Hi @big-carpet-38439, I installed an third-party analyzer and updated the mapping of datasetindex_v2. I am able to hit the result by directly searching the index. Here is the new mapping properties I used:
Copy code
{
  "properties": {
    "editedFieldDescriptions": {
      "type": "keyword",
      "normalizer": "keyword_normalizer",
      "fields": {
        "chinese": {
          "type": "text",
          "analyzer": "ik_max_word"
        },
        "delimited": {
          "type": "text",
          "analyzer": "word_delimited"
        },
        "keyword": {
          "type": "keyword"
        }
      }
    }
  }
}
Below is the command I executed to query:
Copy code
GET 192.168.21.6:9800/datasetindex_v2/_search
Content-Type: application/json

{
  "query": {
    "query_string": {
      "query": "风场"
    }
  },
  "size": 100,
  "from": 0,
  "sort": []
}
And here is the result:
Copy code
HTTP/1.1 200 OK
content-type: application/json; charset=UTF-8

{
  "took": 7,
  "timed_out": false,
  "_shards": {
    "total": 1,
    "successful": 1,
    "skipped": 0,
    "failed": 0
  },
  "hits": {
    "total": {
      "value": 1,
      "relation": "eq"
    },
    "max_score": 0.5753642,
    "hits": [
      {
        "_index": "datasetindex_v2",
        "_type": "_doc",
        "_id": "urn%3Ali%3Adataset%3A%28urn%3Ali%3AdataPlatform%3Atrino%2Cdelta.presto.ads_t_work_ticket%2CPROD%29",
        "_score": 0.5753642,
        "_source": {
          "urn": "urn:li:dataset:(urn:li:dataPlatform:trino,delta.presto.ads_t_work_ticket,PROD)",
          "hasContainer": true,
          "container": "urn:li:container:8c10da9c9f51714c5b4591f36ff2e709",
          "origin": "PROD",
          "id": "delta.presto.ads_t_work_ticket",
          "browsePaths": [
            "/prod/trino/delta/presto/ads_t_work_ticket"
          ],
          "platform": "urn:li:dataPlatform:trino",
          "removed": false,
          "customProperties": [],
          "name": "ads_t_work_ticket",
          "hasDescription": false,
          "fieldPaths": [
            "fcid",
            "bmmc",
            "added_ticket_count",
            "pending_ticket_count",
            "wind_field_code",
            "create_day",
            "data_year",
            "create_time",
            "effect_date",
            "expire_date"
          ],
          "fieldGlossaryTerms": [],
          "fieldDescriptions": [],
          "fieldTags": [],
          "typeNames": [
            "table"
          ],
          "editedFieldGlossaryTerms": [],
          "editedFieldDescriptions": [
            "风场代码"
          ],
          "editedFieldTags": []
        }
      }
    ]
  }
}
However when I tried searching in datahub, I got nothing. Could you kindly help me out? Is there any parameter I need to change?

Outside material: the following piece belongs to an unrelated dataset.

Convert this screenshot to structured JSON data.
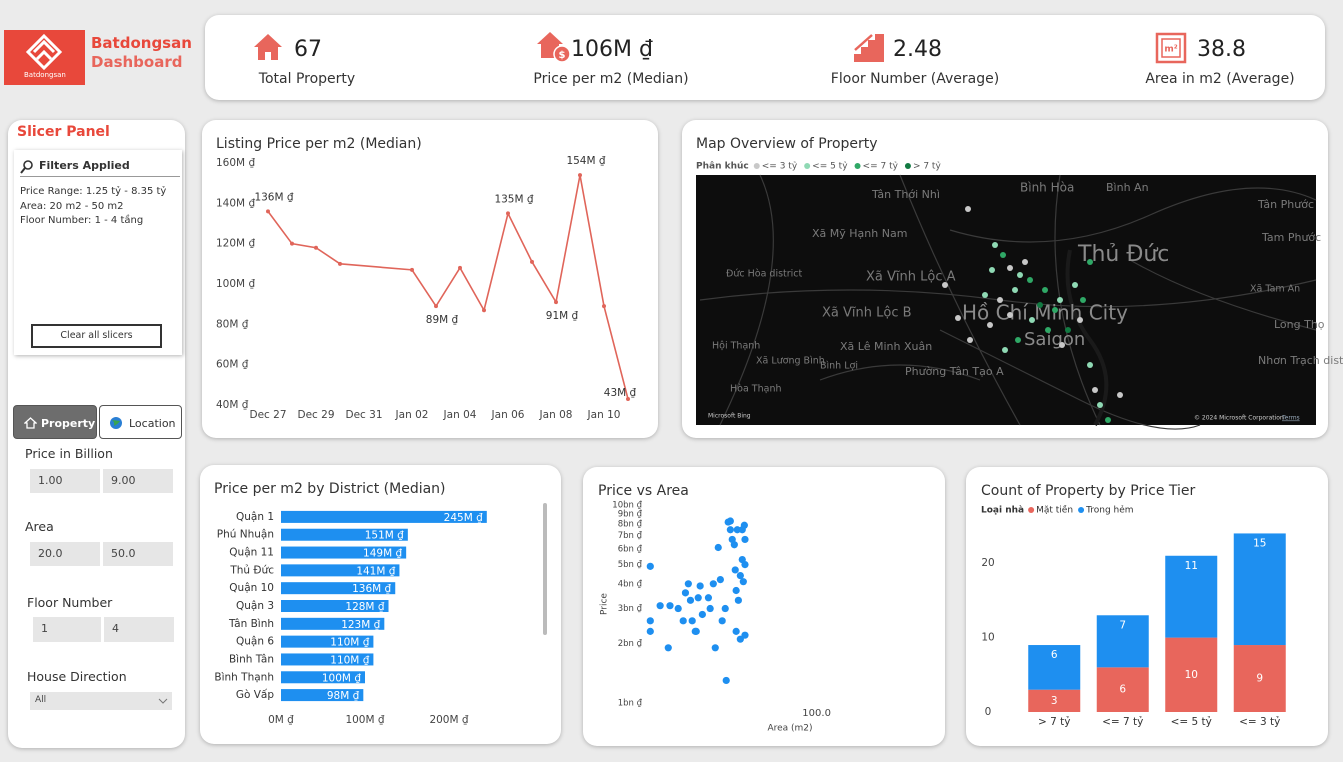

@big-carpet-38439 I noticed the text analyzer was set to "word_delimited" in
SearchQueryBuilder.java
. Could that be a reason?
@little-megabyte-1074 Sorry to bother. But could you kindly help me out with this?
b
@thankful-magazine-50386 You are searching for description right? Yeah so description we do word-delimited to avoid blowing up the index completely
If you search for the full word description does it work?
t
Hi @big-carpet-38439, thanks for the reply. Yes, I'm searching for description. Searching for the full word description worked.